Pásztory had a friendly, lopsided grin that sat on a face that must have been dour in repose. Brown eyes came magnified through his thick, steel-rimmed glasses. He was going bald in front and wore the remaining fringe rather long over his neck and ears. He gave me the same sort of appraisal as we talked.
“You wrote those pieces in the Beacon about the toxic-fuel scam last spring, didn’t you?”
“Yeah, I used my uptown name on those: Alexander Pastor. Did you see that the Globe took them too? They were in a lot of papers.”
“Didn’t you win some kind of award with them?”

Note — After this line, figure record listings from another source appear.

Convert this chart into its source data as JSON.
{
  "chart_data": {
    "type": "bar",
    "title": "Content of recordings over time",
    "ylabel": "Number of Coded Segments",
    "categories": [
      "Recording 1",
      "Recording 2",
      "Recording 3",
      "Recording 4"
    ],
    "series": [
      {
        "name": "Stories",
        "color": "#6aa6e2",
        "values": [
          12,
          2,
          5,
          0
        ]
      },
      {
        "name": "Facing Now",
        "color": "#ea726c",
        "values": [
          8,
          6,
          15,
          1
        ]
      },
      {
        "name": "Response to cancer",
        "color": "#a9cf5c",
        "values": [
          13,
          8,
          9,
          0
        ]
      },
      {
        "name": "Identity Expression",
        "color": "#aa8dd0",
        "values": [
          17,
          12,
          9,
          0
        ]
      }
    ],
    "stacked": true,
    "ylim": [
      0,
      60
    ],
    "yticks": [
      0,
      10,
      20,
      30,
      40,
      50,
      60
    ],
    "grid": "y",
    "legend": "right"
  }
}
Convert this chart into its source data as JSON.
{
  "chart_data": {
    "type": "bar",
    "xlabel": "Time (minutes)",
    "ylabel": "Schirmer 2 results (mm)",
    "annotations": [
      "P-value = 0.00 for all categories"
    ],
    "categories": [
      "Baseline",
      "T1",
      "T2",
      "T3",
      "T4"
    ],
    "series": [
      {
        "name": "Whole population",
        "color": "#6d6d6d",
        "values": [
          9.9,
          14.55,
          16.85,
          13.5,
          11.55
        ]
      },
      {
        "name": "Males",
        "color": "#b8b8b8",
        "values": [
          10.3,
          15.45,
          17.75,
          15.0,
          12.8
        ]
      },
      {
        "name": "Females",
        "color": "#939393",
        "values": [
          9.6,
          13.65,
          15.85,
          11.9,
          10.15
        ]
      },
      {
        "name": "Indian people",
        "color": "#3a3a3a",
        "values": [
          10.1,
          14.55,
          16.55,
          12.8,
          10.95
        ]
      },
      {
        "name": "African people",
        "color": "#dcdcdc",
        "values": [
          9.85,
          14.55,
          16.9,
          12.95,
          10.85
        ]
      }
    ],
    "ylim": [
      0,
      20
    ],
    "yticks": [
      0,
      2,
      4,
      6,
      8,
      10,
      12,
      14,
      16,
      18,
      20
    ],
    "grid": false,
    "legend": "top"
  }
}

“That’s right, the Rushton Cup. I keep pennies in it.” He was still trying to place me and not getting anywhere. “This environmental stuff, this is not your usual beat, is it?”
“Right. I’m normally a family-law man. Reading about toxic waste steals my sleep. Your article made me feel the ozone layer being peeled away. Ugh! I have to limit my exposure if I want to survive. No offence. I’m just being honest. Like it’s not that I don’t agree with you. That’s not the point. I just have to control my intake, or it’s like living through an earthquake all the time.”
“That’s a good description. We have to make this planet last at least until we have the technology to move to another one when this one won’t support us any more.”
“Yeah, ‘Beam me back to Saturn, Scotty!’ Right?”
“And what if we don’t have the technology for that?”
“Then, we’re out of luck.” Pásztory added both cream and sugar to his coffee. Rather a lot of both.
“Sorry to sound off at you, Mr. Cooperman. I get carried away sometimes. What can I do for you? What do you want to know about?”
“I’m interested in Kinross and the kinds of games they’ve been playing.”
“What’s your first name again?”
“Benny.”
“Okay. Call me Sandy or Alex. I get both. I changed my name just when it was becoming popular to be a fine old Hunky name like Pásztory. A name like Pastor comes out of Saran Wrap.”
Pásztory’s fingers were stained with nicotine. He was a messy smoker. I could see where the holes in his sweater came from.